Senyum tadi langsung lenyap dan Jeffrian mengubah posisinya. Ingin bertanya apa yang terjadi kepada perempuan itu. Namun, kata 'cape' yang disebutkannya mungkin saja perihal dia di rumah dan tidak mungkin aktivitasnya di sekolah yang akhir-akhir ini membuat Joan merasa bersemangat. Sayangnya, dugaan Jeffrian salah.

Tanpa menanyakan alasan Joan menangis, Jeffrian membiarkannya beberapa menit hingga telinganya lelah mendengarkan tangisannya.

"Mau nangis atau dengerin cerita gue? Kebetulan ada cerita seru," ucap Jeffrian.

Di seberang sana, Joan tengah mengatur napasnya pelan. Memang sudah benar jika ingin menangis cukup cari Jeffrian karena dia akan membiarkan tanpa bertanya.

"Nangisnya ampe segukan?" tanya Jeffrian dan Joan menggelengkan kepala walau tidak terlihat oleh laki-laki itu. "Ngomong lagi, Jo," suruh Jeffrian.

"G-gak mau —"

Jeffrian menghela napas singkat, dasar perempuan, batinnya. "Ya udah, dengerin aja."

Laki-laki itu kembali membaringkan tubuhnya, menatap langit kamar dan tanpa disadari posisi Joan dan Jeffrian sama. Jeffrian menceritakan secara detail kisah yang baru saja dialaminya.

Korban selingkuh dan selingkuhannya adalah teman Jeffrian sendiri. Tanpa disadari, Joan malah tertawa.

"Buat ngetawain gue, ada tenaga lo," dumal Jeffrian dan Joan masih tertawa. "Ketawa kau, ketawa."

Jeffrian pasrah, dia tidak marah. Malah Joan bisa tertawa lagi membuatnya senang.

"Udah gue bilang, kan, jangan percaya sama temen."

"Siapa pula yang percaya, nanti rukun iman nambah."

Tidak sampai di sana, Jeffrian juga mengatakan jika ia diomeli oleh ayahnya karena mengganggu Anka dan Joan kembali tertawa.

Tangis Joan tidak bertahan lama, bahkan ia lupa dengan rasa lelah dan sakitnya karena Jeffrian. Joan tidak berniat untuk mengatakan alasannya menangis, lagi pula Jeffrian akan memarahinya. Jadi, sekarang ia hanya perlu melupakan sejenak, lalu membawa tidur untuk menyiapkan tenaga.

Untuk pertama kalinya, Joan tertidur dengan dongengan ikan milik Jeffrian. Ah, laki-laki itu terlalu berbakat untuk membangun suasana. Namun, sebelum tidur, Joan masih bisa mendengarkan kalimat yang dikatakan oleh Jeffrian kepadanya.

"Tunggu gue balik, Jo.

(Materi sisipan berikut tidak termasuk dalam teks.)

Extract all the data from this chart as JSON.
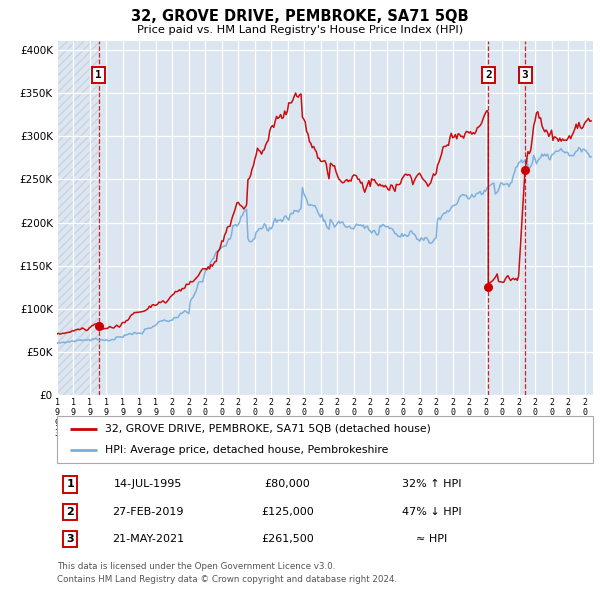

Lo sekarang butuh rumah, walau hanya untuk sekedar singgah karena lo lagi kehilangan rumah dan mencoba cari rumah yang sama, tetapi pemilik yang berbeda."

Joan tidak mengatakan apapun, dia hanya diam dan melanjutkan tidurnya, menganggap tidak mendengar apa yang dikatakan oleh temannya itu yang ia akui jika itu benar. Dia tengah merindukan rumah yang hilang.

🐣HIRAETH 🐣

Sudah tahu kenapa mata Joan membengkak membengkak membuat satu rumah hanya dia, seakan tidak terjadi apa-apa. Ditambah lagi, Joan tidak mempermasalahkan karena ayahnya memang begitu. Tidak ada alasan untuk membantah orang tua apalagi jika dibawa ke arah yang baik.

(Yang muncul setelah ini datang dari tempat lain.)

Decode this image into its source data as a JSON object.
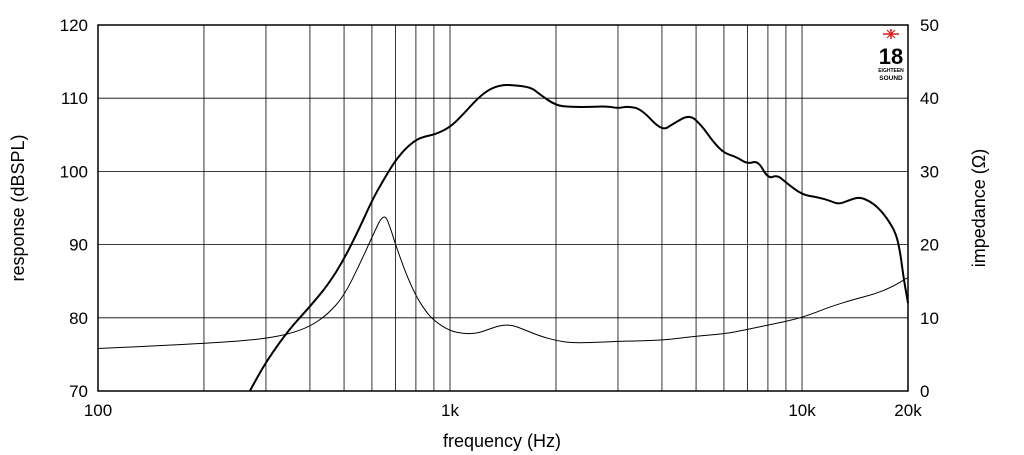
{
  "chart_data": {
    "type": "line",
    "title": "",
    "xlabel": "frequency (Hz)",
    "ylabel": "response (dBSPL)",
    "y2label": "impedance (Ω)",
    "x_scale": "log",
    "xlim": [
      100,
      20000
    ],
    "ylim": [
      70,
      120
    ],
    "y2lim": [
      0,
      50
    ],
    "grid": true,
    "x_tick_labels": [
      {
        "value": 100,
        "label": "100"
      },
      {
        "value": 1000,
        "label": "1k"
      },
      {
        "value": 10000,
        "label": "10k"
      },
      {
        "value": 20000,
        "label": "20k"
      }
    ],
    "y_tick_labels": [
      "70",
      "80",
      "90",
      "100",
      "110",
      "120"
    ],
    "y2_tick_labels": [
      "0",
      "10",
      "20",
      "30",
      "40",
      "50"
    ],
    "series": [
      {
        "axis": "left",
        "color": "#000000",
        "x": [
          270,
          300,
          350,
          400,
          450,
          500,
          550,
          600,
          650,
          700,
          750,
          800,
          850,
          900,
          1000,
          1100,
          1200,
          1300,
          1400,
          1500,
          1700,
          1800,
          2000,
          2200,
          2500,
          2800,
          3000,
          3200,
          3500,
          4000,
          4300,
          4800,
          5200,
          5600,
          6000,
          6500,
          7000,
          7500,
          8000,
          8500,
          9000,
          10000,
          11000,
          12000,
          12700,
          13500,
          14500,
          15500,
          16500,
          17500,
          18500,
          19000,
          19500,
          20000
        ],
        "y": [
          70,
          74,
          78.5,
          81.5,
          84.5,
          88,
          92,
          96,
          99,
          101.5,
          103.2,
          104.3,
          104.8,
          105,
          106,
          108,
          110,
          111.3,
          111.8,
          111.8,
          111.5,
          110.5,
          109,
          108.8,
          108.8,
          108.9,
          108.6,
          108.9,
          108.5,
          105.5,
          106.5,
          107.8,
          106.2,
          104,
          102.5,
          102,
          101,
          101.5,
          99,
          99.5,
          98.5,
          96.8,
          96.5,
          96,
          95.5,
          96,
          96.5,
          96,
          95,
          93.5,
          91.5,
          89,
          85,
          82
        ]
      },
      {
        "axis": "right",
        "color": "#000000",
        "x": [
          100,
          150,
          200,
          250,
          300,
          350,
          400,
          450,
          500,
          550,
          600,
          650,
          680,
          700,
          750,
          800,
          850,
          900,
          1000,
          1100,
          1200,
          1300,
          1400,
          1500,
          1600,
          1800,
          2000,
          2200,
          2500,
          3000,
          4000,
          5000,
          6000,
          7000,
          8000,
          10000,
          12000,
          14000,
          16000,
          18000,
          20000
        ],
        "y": [
          5.8,
          6.2,
          6.5,
          6.8,
          7.2,
          7.8,
          8.8,
          10.5,
          13,
          17,
          21,
          24.5,
          22,
          20,
          16,
          13,
          11,
          9.6,
          8.2,
          7.8,
          7.9,
          8.5,
          9,
          9,
          8.5,
          7.5,
          6.9,
          6.6,
          6.6,
          6.8,
          6.9,
          7.5,
          7.8,
          8.4,
          9,
          10,
          11.5,
          12.5,
          13.2,
          14.2,
          15.5
        ]
      }
    ]
  },
  "logo": {
    "number": "18",
    "line1": "EIGHTEEN",
    "line2": "SOUND",
    "accent": "#d61f1f"
  }
}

Pagi ini Jian menjemput Joan ke rumah, tetapi karena Syarif yang belum percaya kepada anaknya malah menyuruh Jian meninggalkan motornya di rumah dan mereka akan pergi bersama dengan mobil milik ayahnya Joan.

Tidak perlu bertanya, Joan akan menjelaskannya nanti dan Jian meninggalkan motor yang ia bawa.

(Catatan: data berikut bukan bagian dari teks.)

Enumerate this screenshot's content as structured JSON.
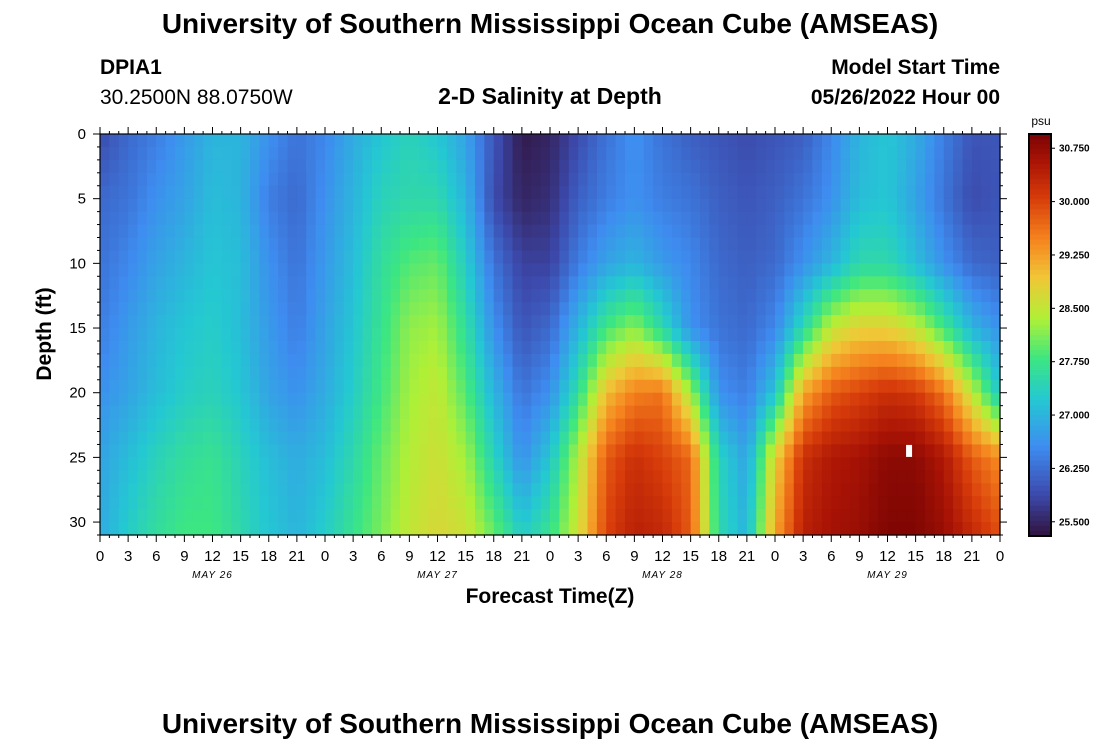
{
  "header": {
    "title": "University of Southern Mississippi Ocean Cube (AMSEAS)",
    "station_id": "DPIA1",
    "station_coords": "30.2500N  88.0750W",
    "model_label": "Model Start Time",
    "model_start": "05/26/2022 Hour 00"
  },
  "footer": {
    "title": "University of Southern Mississippi Ocean Cube (AMSEAS)"
  },
  "chart_data": {
    "type": "heatmap",
    "title": "2-D Salinity at Depth",
    "xlabel": "Forecast Time(Z)",
    "ylabel": "Depth (ft)",
    "x_hours_range": [
      0,
      96
    ],
    "ylim": [
      0,
      31
    ],
    "y_inverted": true,
    "x_ticks": [
      "0",
      "3",
      "6",
      "9",
      "12",
      "15",
      "18",
      "21",
      "0",
      "3",
      "6",
      "9",
      "12",
      "15",
      "18",
      "21",
      "0",
      "3",
      "6",
      "9",
      "12",
      "15",
      "18",
      "21",
      "0",
      "3",
      "6",
      "9",
      "12",
      "15",
      "18",
      "21",
      "0"
    ],
    "y_ticks": [
      "0",
      "5",
      "10",
      "15",
      "20",
      "25",
      "30"
    ],
    "day_labels": [
      {
        "label": "MAY 26",
        "hour": 12
      },
      {
        "label": "MAY 27",
        "hour": 36
      },
      {
        "label": "MAY 28",
        "hour": 60
      },
      {
        "label": "MAY 29",
        "hour": 84
      }
    ],
    "colorbar": {
      "unit": "psu",
      "range": [
        25.3,
        30.95
      ],
      "ticks": [
        "30.750",
        "30.000",
        "29.250",
        "28.500",
        "27.750",
        "27.000",
        "26.250",
        "25.500"
      ]
    },
    "salinity_psu": {
      "hours": [
        0,
        3,
        6,
        9,
        12,
        15,
        18,
        21,
        24,
        27,
        30,
        33,
        36,
        39,
        42,
        45,
        48,
        51,
        54,
        57,
        60,
        63,
        66,
        69,
        72,
        75,
        78,
        81,
        84,
        87,
        90,
        93,
        96
      ],
      "depths_ft": [
        0,
        5,
        10,
        15,
        20,
        25,
        31
      ],
      "values": [
        [
          25.9,
          26.2,
          26.4,
          26.7,
          27.0,
          27.0,
          26.6,
          26.3,
          26.5,
          26.9,
          27.2,
          27.4,
          27.2,
          26.8,
          26.0,
          25.4,
          25.5,
          25.9,
          26.3,
          26.6,
          26.3,
          26.1,
          26.0,
          25.9,
          26.0,
          26.1,
          26.5,
          27.0,
          27.2,
          26.9,
          26.4,
          26.0,
          26.0
        ],
        [
          26.2,
          26.3,
          26.6,
          26.8,
          27.1,
          27.0,
          26.4,
          26.2,
          26.6,
          27.0,
          27.4,
          27.5,
          27.5,
          27.0,
          25.9,
          25.5,
          25.6,
          26.1,
          26.4,
          26.6,
          26.4,
          26.3,
          26.1,
          26.0,
          26.1,
          26.3,
          26.6,
          27.1,
          27.2,
          26.8,
          26.3,
          25.9,
          26.0
        ],
        [
          26.3,
          26.5,
          26.8,
          27.0,
          27.2,
          27.1,
          26.6,
          26.3,
          26.7,
          27.1,
          27.6,
          27.9,
          28.0,
          27.3,
          26.3,
          25.8,
          25.8,
          26.4,
          26.8,
          27.0,
          26.7,
          26.5,
          26.2,
          26.1,
          26.2,
          26.6,
          27.0,
          27.5,
          27.5,
          27.1,
          26.6,
          26.2,
          26.1
        ],
        [
          26.4,
          26.7,
          27.0,
          27.2,
          27.3,
          27.1,
          26.7,
          26.4,
          26.8,
          27.2,
          27.7,
          28.2,
          28.3,
          27.6,
          26.6,
          26.0,
          26.2,
          27.0,
          27.8,
          28.2,
          27.5,
          26.6,
          26.3,
          26.2,
          26.5,
          27.5,
          28.5,
          28.8,
          28.8,
          28.5,
          27.8,
          27.0,
          26.6
        ],
        [
          26.6,
          26.8,
          27.1,
          27.3,
          27.4,
          27.2,
          26.8,
          26.6,
          26.9,
          27.3,
          27.8,
          28.3,
          28.5,
          27.9,
          27.0,
          26.3,
          26.6,
          27.6,
          29.0,
          29.5,
          29.6,
          28.3,
          26.6,
          26.4,
          27.2,
          29.2,
          29.8,
          30.0,
          30.2,
          30.1,
          29.6,
          28.5,
          27.2
        ],
        [
          26.8,
          27.1,
          27.4,
          27.6,
          27.7,
          27.4,
          27.1,
          26.9,
          27.1,
          27.5,
          28.0,
          28.4,
          28.6,
          28.3,
          27.4,
          26.6,
          27.2,
          28.4,
          29.8,
          30.2,
          30.0,
          29.7,
          27.4,
          26.8,
          28.8,
          30.2,
          30.5,
          30.6,
          30.8,
          30.8,
          30.5,
          29.8,
          29.4
        ],
        [
          26.9,
          27.3,
          27.6,
          27.8,
          27.8,
          27.5,
          27.2,
          27.0,
          27.3,
          27.7,
          28.1,
          28.5,
          28.7,
          28.6,
          28.0,
          27.3,
          27.7,
          28.6,
          30.0,
          30.4,
          30.3,
          29.8,
          27.5,
          27.0,
          29.2,
          30.4,
          30.6,
          30.7,
          30.9,
          30.9,
          30.7,
          30.3,
          29.9
        ]
      ]
    }
  }
}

Banyak yang akan diceritakan oleh Joan kepada temannya. Tentang ayahnya dan termasuk hubungannya dengan Nadhif yang sudah usai. Namun, belum sempat mengatakannya, Nadhif telah menunggu di parkiran sekolah.

Baru saja Syarif meninggalkan pekarangan sekolah, Nadhif langsung membawa Joan pergi.

"Ji, izinin Joan kalau telat, ya!" teriaknya dan Joan tidak dapat berbuat apa-apa, selain mengikuti ke mana laki-laki itu.

Kali ini ucapan Jeffrian menyadarkan Joan, jika Nadhif hanyalah rumah yang terlihat sama dan dia tidak boleh untuk terlalu memaksakan diri.

Joan berpikir hubungannya akan berakhir, tetapi itu tidak terjadi. Nadhif memohon untuk kembali lagi.